~ケチ~

2021年11月

 妻からよく妻の昔の元婚約者の話を聞くことがあります。話の内容は、こんなものです。

時代はもちろん昭和です。妻や彼を含め男二人、女二人で旅行したときのことです。男二人はビールのロング缶を1本ずつと、あてを2,3袋、食し、女二人は缶ジュース1本ずつだけ飲んだ。そのあと彼は勘定は割り勘だと言い張りました。女性は缶ジュース1本しか飲んでないのに、一人400円集金されたとのことです。もう一つあります。彼と妻が二人、東京に行った時のことです。東京から帰る駅でのこと「行きは儂が(二人分)出したから、帰りは自分が(二人分)出しや」と帰りの電車賃を二人分出すように言ったそうです。行きは間違いなく割り勘であったと妻は言います。60代の今なら記憶を疑わなければなりませんが、20代ですから間違いないと思います。(この話は妻との結婚前(約40年前)にも聞いてますから)結局、妻は不承不承、帰りの新幹線料金(東京~新神戸間)、二人分を払ったそうです。このような彼のお金に対するケチぶりの逸話は、このほかにもたくさん聞きました。本当にケチな奴、とけなすべき相手かもしれませんが、実のところは、彼のケチのお陰で、私は妻と結婚することができたわけですから、彼には感謝しかありません。

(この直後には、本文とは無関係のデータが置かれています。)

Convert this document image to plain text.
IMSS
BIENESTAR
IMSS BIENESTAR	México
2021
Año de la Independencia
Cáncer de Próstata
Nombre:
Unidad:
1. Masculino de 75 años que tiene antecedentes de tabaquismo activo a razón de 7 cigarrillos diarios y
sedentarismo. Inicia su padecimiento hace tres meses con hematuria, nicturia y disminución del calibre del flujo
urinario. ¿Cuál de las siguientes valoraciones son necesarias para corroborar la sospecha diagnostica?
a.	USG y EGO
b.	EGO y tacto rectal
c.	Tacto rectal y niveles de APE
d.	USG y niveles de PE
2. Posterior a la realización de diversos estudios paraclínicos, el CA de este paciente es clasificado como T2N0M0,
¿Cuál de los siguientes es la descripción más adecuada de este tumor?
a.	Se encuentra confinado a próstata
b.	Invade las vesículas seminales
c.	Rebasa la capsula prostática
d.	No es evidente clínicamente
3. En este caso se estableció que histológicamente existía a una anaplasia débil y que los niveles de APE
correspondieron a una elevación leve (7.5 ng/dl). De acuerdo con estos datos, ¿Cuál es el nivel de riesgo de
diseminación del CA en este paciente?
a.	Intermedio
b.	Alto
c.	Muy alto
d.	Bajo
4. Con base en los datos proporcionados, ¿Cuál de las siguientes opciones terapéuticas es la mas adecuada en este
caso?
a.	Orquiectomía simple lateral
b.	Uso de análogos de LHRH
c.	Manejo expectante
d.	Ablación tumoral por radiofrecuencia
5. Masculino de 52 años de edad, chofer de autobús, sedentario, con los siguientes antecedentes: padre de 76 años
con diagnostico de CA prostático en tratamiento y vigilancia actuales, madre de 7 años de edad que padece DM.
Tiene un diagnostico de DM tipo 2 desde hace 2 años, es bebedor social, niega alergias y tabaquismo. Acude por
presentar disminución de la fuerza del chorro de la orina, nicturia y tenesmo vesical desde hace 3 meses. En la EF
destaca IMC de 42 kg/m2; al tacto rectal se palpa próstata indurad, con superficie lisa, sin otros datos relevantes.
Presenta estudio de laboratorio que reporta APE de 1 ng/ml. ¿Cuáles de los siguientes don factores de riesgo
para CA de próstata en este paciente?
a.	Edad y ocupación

 ところでケチとは全く相反する物語を最近読みました。本のタイトルは「食えなんだら食うな」著者、関 大徹(明治36年生まれ、没年不詳の禅僧)その中の一節です。少し長いですが転載させて頂きます。“去年、あるおおやけの団体から、寄付をたのまれた・・中略・・檀家がないから一般的にお寺の収入の基礎になっている葬儀や仏事などのお布施によるみいりがまったくない。住職の関 大徹以下、一山の衆徒は托鉢によって、なんとかその日その日の糊口をしのいでいる。・・中略・・赤字家計もくそも定収入がないからゼロ家計にひとしい。けれども誰もそれを苦にしない。米櫃に一粒の米もなくなったらどうしようという恐怖感もない。それはすでに触れたように「食えなんだら食わぬ」までだからであり、一山は餓死覚悟の集団だからである。そういうお寺なのに不思議にお金のあることがある。・・中略・・寄付の申込を受けた時、私は会計係を呼んで、今どれくらい出せるか、とたずねた。「200万円」と、彼は答えた。しからば、と私は相手に告げた「200万円、出させていただきましょう」これには相手も魂消たらしい。・・中略・・吉峰寺は飢餓覚悟の集団だから貯えておく必要はあるまい。・・中略・・寄付というのは、まったく無償の行為である。無償の行為であってこそ、「徳」として完成する。人間なかなか徳を積めるものではない。自分のためなら死に物狂いで働くこともできるが、他人様や仏様のために、一切を投げうつという真似は、天地がひっくり返ってもできなのが普通であろう。”食うや食わずに近い修行生活をしている禅寺の住職はありったけのお金200万円を寄付してしまうのです。著者も書いているように凡夫にできることではありません。私たちは明日のパンを得ようと、将来の安定した老後を確保したい、惨めな死に方はしたくない、と必死に貯えます。それは凡夫にとっては至極当たり前のことなのかもしれません。しかし、どう必死に頑張ろうとも、結局は「1円も持たずに一人で死んでいく」のです。ましてや本来、支払べきものを支払わずに貯えたお金になどに「徳」はかけらもありません。支払うべきものを支払わずに「得」をしたと喜んでいる人間は、「徳」というなにものにも代えがたい喜びを失っていることに気が付かないのです。

 イエローハット創業者の鍵山秀三郎先生はケチについてこう言われています。「世間では、いったん懐に入れたお金を絶対に出さない人のことを「ケチ」と呼びます。私はその程度の人を「ケチ」とは思いません。本当の「ケチ」はせっかく使える自分の手や足や口や耳や頭を持っていながら、出し惜しみして使わず、あの世にもっていってしまう人。この人が最大の「ケチ」だと思います」お金をケチり尚且つ、勤勉努力を惜しむ人間は救いようがありません。関老師のように食えなんだら餓死するまで、と覚悟を決めたら、お金を出し惜しみすることもなくなり、死ぬ直前まで勤勉に働くことでしょう。一歩でも近づきたいですね。